Walaupun pada kenyataannya program integrasi pendidikan ini sempat pasang surut, pemerintah melanjutkan komitmen dukungannya dengan mengeluarkan Permendiknas Nomor 70 Tahun 2009, tentang Pendidikan Inklusif bagi peserta didik yang memiliki kelainan dan memiliki potensi kecerdasan dan atau bakat istimewa. Melalui aturan ini Kemendikbud mewajibkan agar pemerintah kabupaten atau kota menunjuk paling sedikit satu sekolah dasar dan satu sekolah menengah pertama pada setiap kecamatan dan satu satuan pendidikan menengah untuk menyelenggarakan pendidikan inklusi yang wajib menerima peserta didik berkebutuhan khusus

Beragamnya sekolah untuk anak berkebutuhan khusus terkadang membuat orang tua dari anak berkebutuhan khusus kebingungan. Apakah mereka harus menyekolahkan anaknya yang berkebutuhan khusus di sekolah inklusi ataukah lebih baik di Sekolah Luar Biasa (SLB).
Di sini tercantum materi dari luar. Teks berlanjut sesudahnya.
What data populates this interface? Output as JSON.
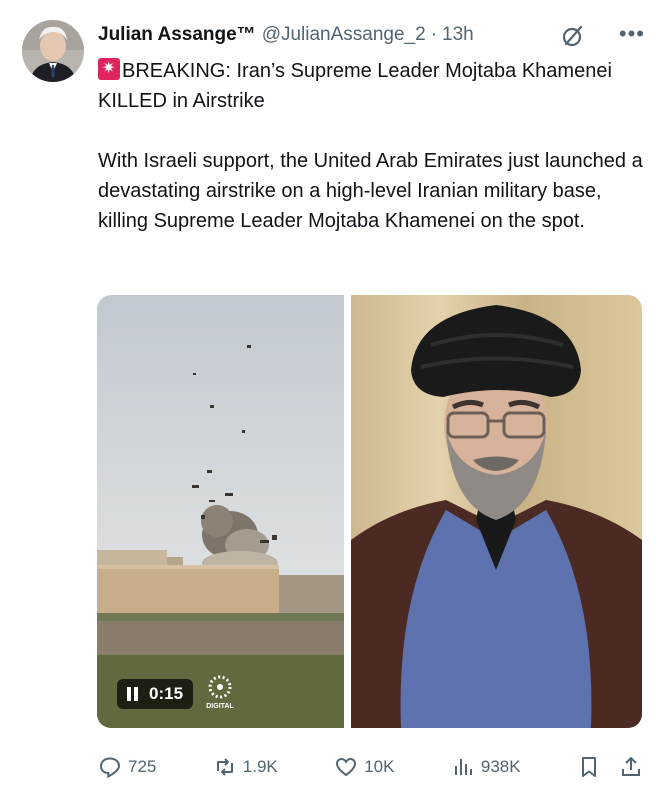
{
  "tweet": {
    "author_name": "Julian Assange™",
    "handle": "@JulianAssange_2",
    "separator": "·",
    "time": "13h",
    "line1": "BREAKING: Iran’s Supreme Leader Mojtaba Khamenei KILLED in Airstrike",
    "line2": "With Israeli support, the United Arab Emirates just launched a devastating airstrike on a high-level Iranian military base, killing Supreme Leader Mojtaba Khamenei on the spot."
  },
  "media": {
    "video_duration": "0:15"
  },
  "stats": {
    "replies": "725",
    "reposts": "1.9K",
    "likes": "10K",
    "views": "938K"
  },
  "icons": {
    "reply": "reply-icon",
    "repost": "repost-icon",
    "like": "like-icon",
    "views": "views-icon",
    "bookmark": "bookmark-icon",
    "share": "share-icon",
    "grok": "grok-icon",
    "more": "more-icon",
    "siren": "siren-emoji-icon"
  },
  "colors": {
    "text_primary": "#0f1419",
    "text_secondary": "#536471",
    "siren": "#e0245e"
  }
}
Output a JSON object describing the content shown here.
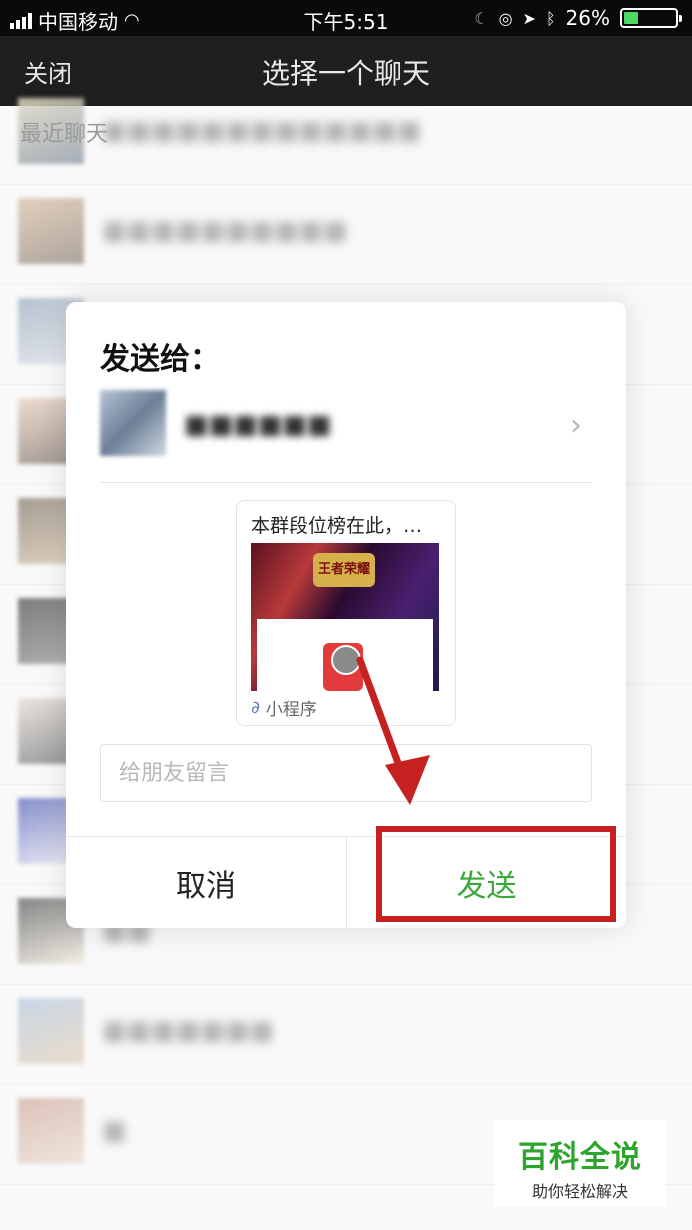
{
  "status_bar": {
    "carrier": "中国移动",
    "time": "下午5:51",
    "battery_text": "26%",
    "battery_level": 0.26,
    "icons": [
      "signal-icon",
      "wifi-icon",
      "moon-icon",
      "lock-rotation-icon",
      "location-icon",
      "bluetooth-icon",
      "battery-icon"
    ]
  },
  "nav": {
    "close_label": "关闭",
    "title": "选择一个聊天"
  },
  "list": {
    "section_label": "最近聊天",
    "rows": [
      {
        "name": "■■■■■■■■■■■■■"
      },
      {
        "name": "■■■■■■■■■■"
      },
      {
        "name": ""
      },
      {
        "name": ""
      },
      {
        "name": ""
      },
      {
        "name": ""
      },
      {
        "name": ""
      },
      {
        "name": ""
      },
      {
        "name": "■■"
      },
      {
        "name": "■■■■■■■"
      },
      {
        "name": "■"
      }
    ]
  },
  "dialog": {
    "title": "发送给：",
    "recipient_name": "■■■■■■",
    "card_title": "本群段位榜在此，…",
    "card_footer": "小程序",
    "card_logo_text": "王者荣耀",
    "message_placeholder": "给朋友留言",
    "cancel_label": "取消",
    "send_label": "发送"
  },
  "colors": {
    "send_green": "#3aa83a",
    "highlight_red": "#c62121"
  },
  "watermark": {
    "title": "百科全说",
    "subtitle": "助你轻松解决"
  }
}
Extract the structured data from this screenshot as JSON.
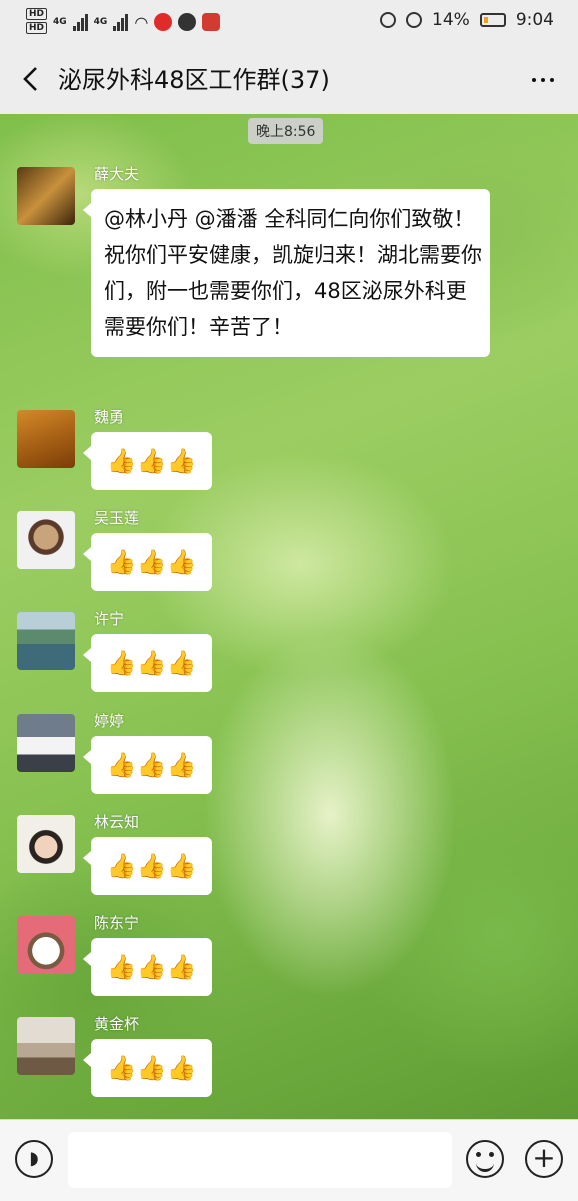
{
  "status_bar": {
    "hd_top": "HD",
    "hd_bottom": "HD",
    "network_1": "4G",
    "network_2": "4G",
    "battery_percent": "14%",
    "time": "9:04"
  },
  "header": {
    "title": "泌尿外科48区工作群(37)"
  },
  "chat": {
    "timestamp": "晚上8:56",
    "messages": [
      {
        "sender": "薛大夫",
        "text": "@林小丹  @潘潘   全科同仁向你们致敬！祝你们平安健康，凯旋归来！湖北需要你们，附一也需要你们，48区泌尿外科更需要你们！辛苦了！"
      },
      {
        "sender": "魏勇",
        "text": "👍👍👍"
      },
      {
        "sender": "吴玉莲",
        "text": "👍👍👍"
      },
      {
        "sender": "许宁",
        "text": "👍👍👍"
      },
      {
        "sender": "婷婷",
        "text": "👍👍👍"
      },
      {
        "sender": "林云知",
        "text": "👍👍👍"
      },
      {
        "sender": "陈东宁",
        "text": "👍👍👍"
      },
      {
        "sender": "黄金杯",
        "text": "👍👍👍"
      }
    ]
  },
  "input_bar": {
    "value": ""
  }
}
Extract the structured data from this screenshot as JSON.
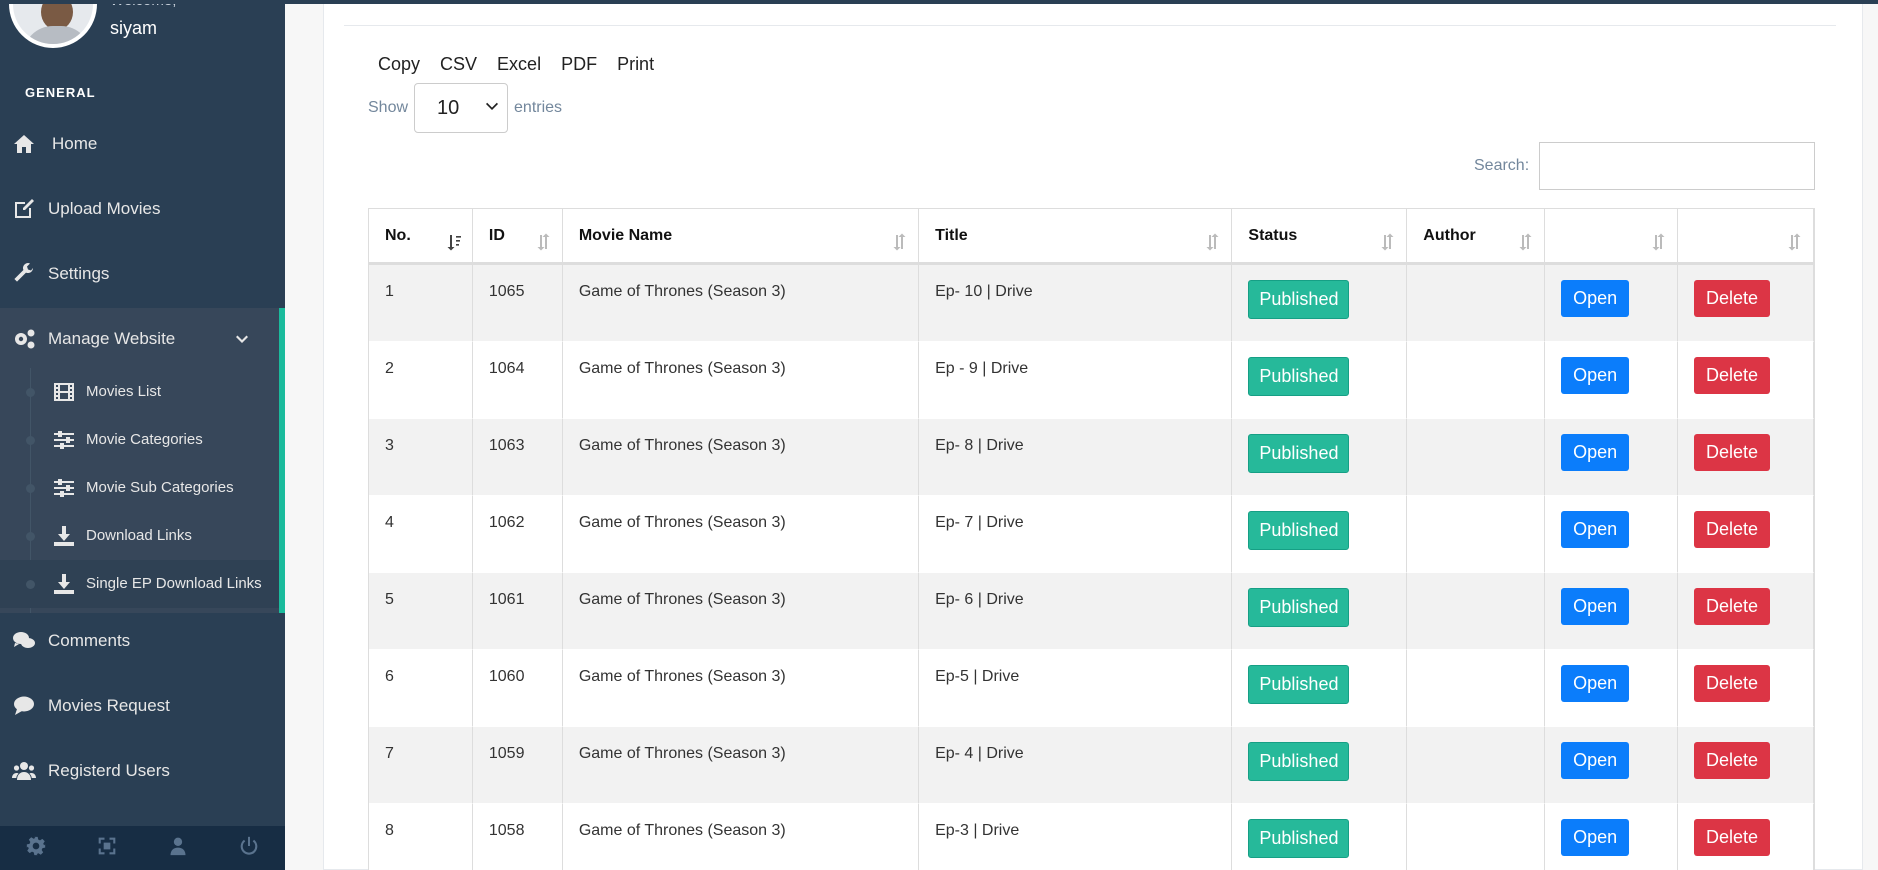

Untuk mengatasi masalah ini diperlukan pemahaman untuk para orang tua, bagaimana cara memilih sekolah inklusi atau SLB.

  1. Perbedaan mendasar sekolah inklusi dan SLB

Sekolah inklusi adalah sekolah yang dimana memberikan pendidikan kepada anak-anak berkebutuhan khusus bersama-sama dengan anak-anak normal lainnya melalui pembelajaran dan lingkungan yang sama, sedangkan SLB adalah sekolah yang secara khusus diatur atau didesain sedemikian rupa secara khusus untuk anak-anak yang berkebutuhan khusus dan terpisah dari anak-anak yang normal lainnya.

  1. Mengetahui kemampuan kognitif anak 

Kemampuan kognitif adalah kemampuan anak dalam proses berpikir, mengingat, memecahkan masalah dan mengambil keputusan dimana jika kemampuan anak dalam keadaan cukup baik maka sebaiknya disekolahkan di sekolah inklusif dan sebaliknya jika kemampuan anak di bawah rata-rata maka sebaiknya disekolahkan di sekolah luar biasa.

  1. Memperhatikan kemandirian anak dalam mengkomunikasikan masalahnya

Anak berkebutuhan khusus yang secara mandiri dalam mengkomunikasikan kebutuhan dan permasalahan pendidikannya maka sebaiknya dimasukkan ke dalam sekolah inklusi namun jika belum maka sebaiknya dimasukkan ke dalam sekolah luar biasa

Sesungguhnya memilih sekolah inklusi ataukah SLB sama baiknya jika disesuaikan dengan keadaan kebutuhan, kemampuan dan karakter dari anak berkebutuhan tersebut.